Not only has gas gotten cheaper, so have mortgages.
The average rate for a 30-year fixed-rate loan now stands at 3.8%, a rate not seen since May 2013, according to Freddie Mac.
The average 15-year fixed loan, which is popular among those looking to refinance, fell to 3.1%. That rate is about where the 15-year stood in October.
Rates have been falling in tandem with 10-year Treasury yields, which have also fallen to their lowest level since May 2013, noted Frank Nothaft the chief economist at Freddie Mac.
Plunging oil prices, due to a slowdown in Russia and other global economies, have been sending investors into safe havens like U.S. Treasuries, said Keith Gumbinger, vice president of mortgage information firm, HSH.com.
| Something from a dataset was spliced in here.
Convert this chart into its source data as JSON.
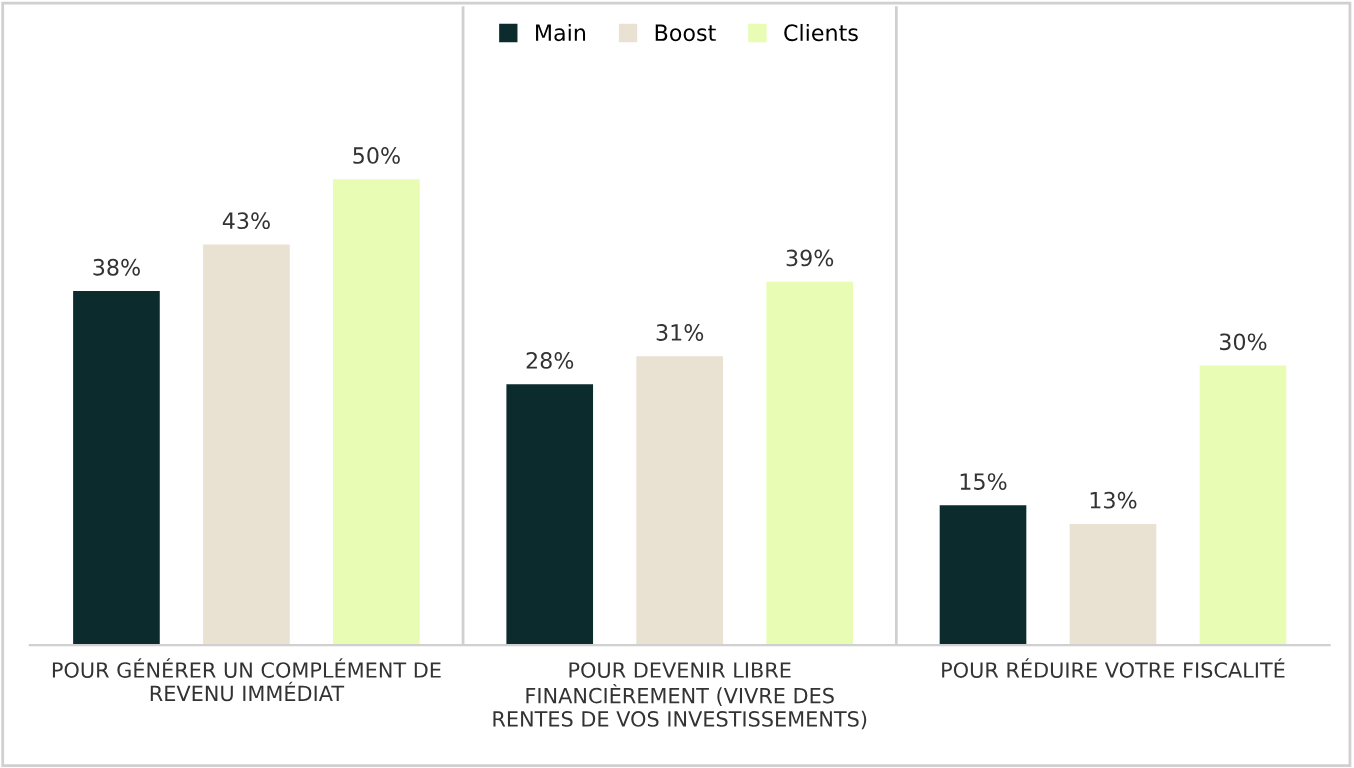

"This is again driving down yields and pulling mortgage rates right along with them," he said.
Another factor weighing on rates: few people are seeking loans, said Gumbinger.
Despite the bargain rates, the Mortgage Bankers Association reported a 3.3% decline in the number of people applying for mortgages last week.
If buyers and existing homeowners seeking to refinance do strike while rates are this low, they can save a lot of money. This week's 0.13 percentage point drop alone results in a $15 a month savings on a $200,000 mortgage balance, or $180 a year.
That's not such a bad Christmas bonus.